On analysing data collected by National Aeronautics and Space Administration’s (NASA’s) Orbiting Carbon Observatory-2 (OCO-2) satellite, which measures level of carbon dioxide in atmosphere, scientists have found that the monster El Nino of 2014-16 caused over 3 billion tonnes of carbon to get released into the atmosphere, pushing carbon dioxide concentration to record levels.
What is El Nino?
- El Nino meansThe Little Boy, or Christ Child in Spanish. It is a complex phenomenon that causes waters to warm up in east-central Pacific Ocean, which in turn causes huge changes in wind directions bringing less rain to south-east Asia and the Indian subcontinent, while increasing rain in other parts of the world.
- El Nino effect typically last 9 to 12 months.

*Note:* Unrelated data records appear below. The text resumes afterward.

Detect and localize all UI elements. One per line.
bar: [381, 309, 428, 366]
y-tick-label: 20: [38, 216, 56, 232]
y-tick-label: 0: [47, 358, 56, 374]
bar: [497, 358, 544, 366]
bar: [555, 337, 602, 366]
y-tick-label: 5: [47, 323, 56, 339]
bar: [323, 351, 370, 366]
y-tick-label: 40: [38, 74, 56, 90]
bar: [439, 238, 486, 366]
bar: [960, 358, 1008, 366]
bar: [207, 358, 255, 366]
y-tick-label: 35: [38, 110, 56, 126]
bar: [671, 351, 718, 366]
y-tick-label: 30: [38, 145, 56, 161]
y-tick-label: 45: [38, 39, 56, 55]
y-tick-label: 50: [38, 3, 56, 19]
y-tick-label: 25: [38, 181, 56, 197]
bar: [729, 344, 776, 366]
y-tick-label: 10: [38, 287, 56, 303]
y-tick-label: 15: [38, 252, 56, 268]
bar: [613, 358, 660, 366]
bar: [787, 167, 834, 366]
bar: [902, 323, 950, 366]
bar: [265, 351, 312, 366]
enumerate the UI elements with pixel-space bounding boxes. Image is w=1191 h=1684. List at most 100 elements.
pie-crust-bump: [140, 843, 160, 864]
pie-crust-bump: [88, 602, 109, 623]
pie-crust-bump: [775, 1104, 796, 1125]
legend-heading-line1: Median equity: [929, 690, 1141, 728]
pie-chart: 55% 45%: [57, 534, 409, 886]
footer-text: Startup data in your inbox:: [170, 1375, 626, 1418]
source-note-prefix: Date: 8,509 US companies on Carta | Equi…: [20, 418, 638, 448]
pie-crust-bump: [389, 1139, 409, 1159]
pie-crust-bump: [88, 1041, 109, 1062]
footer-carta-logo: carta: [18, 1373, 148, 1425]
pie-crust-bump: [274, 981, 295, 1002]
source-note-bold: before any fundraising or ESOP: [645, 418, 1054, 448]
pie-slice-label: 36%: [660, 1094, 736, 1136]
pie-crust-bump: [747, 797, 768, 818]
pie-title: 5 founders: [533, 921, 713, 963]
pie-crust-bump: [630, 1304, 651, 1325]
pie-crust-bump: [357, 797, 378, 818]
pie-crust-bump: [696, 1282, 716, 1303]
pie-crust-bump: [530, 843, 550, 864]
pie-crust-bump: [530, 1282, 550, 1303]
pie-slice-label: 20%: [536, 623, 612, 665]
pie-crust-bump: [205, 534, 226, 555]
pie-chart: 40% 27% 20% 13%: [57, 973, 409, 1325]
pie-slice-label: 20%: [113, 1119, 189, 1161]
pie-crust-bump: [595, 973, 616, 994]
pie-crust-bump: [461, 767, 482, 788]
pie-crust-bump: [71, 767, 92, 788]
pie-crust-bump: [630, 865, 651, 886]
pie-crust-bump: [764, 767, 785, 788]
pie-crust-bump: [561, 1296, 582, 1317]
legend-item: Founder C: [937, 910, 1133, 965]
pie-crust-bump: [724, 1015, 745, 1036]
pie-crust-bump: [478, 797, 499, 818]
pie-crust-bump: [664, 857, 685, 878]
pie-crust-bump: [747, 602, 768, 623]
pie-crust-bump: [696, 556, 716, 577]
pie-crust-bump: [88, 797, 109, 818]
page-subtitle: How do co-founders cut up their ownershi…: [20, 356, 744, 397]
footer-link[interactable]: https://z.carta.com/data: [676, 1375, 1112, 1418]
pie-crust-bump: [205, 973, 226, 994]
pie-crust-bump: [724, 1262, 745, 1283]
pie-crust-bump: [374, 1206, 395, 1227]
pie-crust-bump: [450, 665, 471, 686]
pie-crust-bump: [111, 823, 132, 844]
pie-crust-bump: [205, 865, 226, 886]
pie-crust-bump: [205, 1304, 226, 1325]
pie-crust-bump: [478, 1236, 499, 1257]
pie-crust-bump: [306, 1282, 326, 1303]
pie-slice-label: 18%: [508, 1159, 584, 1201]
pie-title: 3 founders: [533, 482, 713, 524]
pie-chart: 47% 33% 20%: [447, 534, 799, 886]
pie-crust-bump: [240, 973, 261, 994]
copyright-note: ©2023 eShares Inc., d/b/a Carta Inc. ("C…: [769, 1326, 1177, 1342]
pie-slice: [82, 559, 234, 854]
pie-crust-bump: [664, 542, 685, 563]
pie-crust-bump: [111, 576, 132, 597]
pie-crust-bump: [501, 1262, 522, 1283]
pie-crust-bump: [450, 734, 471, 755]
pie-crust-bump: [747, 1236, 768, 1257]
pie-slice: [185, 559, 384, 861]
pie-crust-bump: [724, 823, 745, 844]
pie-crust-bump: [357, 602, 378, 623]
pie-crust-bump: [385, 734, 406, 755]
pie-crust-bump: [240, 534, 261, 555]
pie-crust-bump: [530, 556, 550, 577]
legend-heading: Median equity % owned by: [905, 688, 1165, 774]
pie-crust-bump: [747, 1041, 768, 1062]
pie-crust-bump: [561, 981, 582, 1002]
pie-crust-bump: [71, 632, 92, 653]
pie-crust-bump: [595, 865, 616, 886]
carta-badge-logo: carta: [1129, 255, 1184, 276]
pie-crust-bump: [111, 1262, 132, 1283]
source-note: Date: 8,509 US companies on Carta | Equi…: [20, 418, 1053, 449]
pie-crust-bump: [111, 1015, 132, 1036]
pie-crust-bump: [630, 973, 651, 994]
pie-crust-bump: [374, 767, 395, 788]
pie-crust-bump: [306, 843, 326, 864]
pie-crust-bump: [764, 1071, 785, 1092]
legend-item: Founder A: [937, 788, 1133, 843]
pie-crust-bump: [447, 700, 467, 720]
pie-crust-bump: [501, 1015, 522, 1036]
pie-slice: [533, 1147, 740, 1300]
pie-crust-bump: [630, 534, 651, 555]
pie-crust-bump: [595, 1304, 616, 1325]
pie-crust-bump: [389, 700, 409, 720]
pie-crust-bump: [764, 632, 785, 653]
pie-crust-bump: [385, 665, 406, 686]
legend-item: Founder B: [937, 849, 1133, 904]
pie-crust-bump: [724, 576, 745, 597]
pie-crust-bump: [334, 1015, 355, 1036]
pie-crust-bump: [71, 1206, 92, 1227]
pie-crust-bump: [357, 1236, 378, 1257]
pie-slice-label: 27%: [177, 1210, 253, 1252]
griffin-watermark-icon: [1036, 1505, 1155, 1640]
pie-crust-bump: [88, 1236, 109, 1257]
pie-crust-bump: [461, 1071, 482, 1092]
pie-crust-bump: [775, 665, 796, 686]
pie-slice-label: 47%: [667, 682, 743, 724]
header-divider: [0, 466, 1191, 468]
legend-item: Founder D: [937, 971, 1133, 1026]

- It occurs on average every two to seven years.
According to a report in the scientific journal Nature, the El Nino led to excessive carbon dioxide releases in following three ways:
(i)Hot weather and drought caused extensive wildfires in south-east Asia.
(ii)Drought in the Amazon rainforest stunted plant growth, reducing the amount of carbon they absorb while growing.
(ii)Warmer weather and near normal rainfall in Africa caused forests to exhale more CO2.
Current data on Co2 in Atmosphere:
- In recent times, CO2 emissions from burning of fossil fuels had flattened out to about 36.2 billion tonnes in 2014 and 2015.
- Projections for 2016 too indicated that emissions were still flat.
- CO2 concentrations in the atmosphere crossed 400 parts per million (ppm) in 2016 for the whole year and were reported at about 407 parts per million for July 2017.
- The rate of growth of carbon in the atmosphere hit an all time high of 2.94 ppm per year in 2015 and slightly below that at 2.89 ppm per year in 2016.
- It can thus be inferred that carbon was being added to the atmosphere at a much higher rate than ever before even though carbon emissions were flat.
- The data from OCO-2 has thereby helped in deciphering this situation.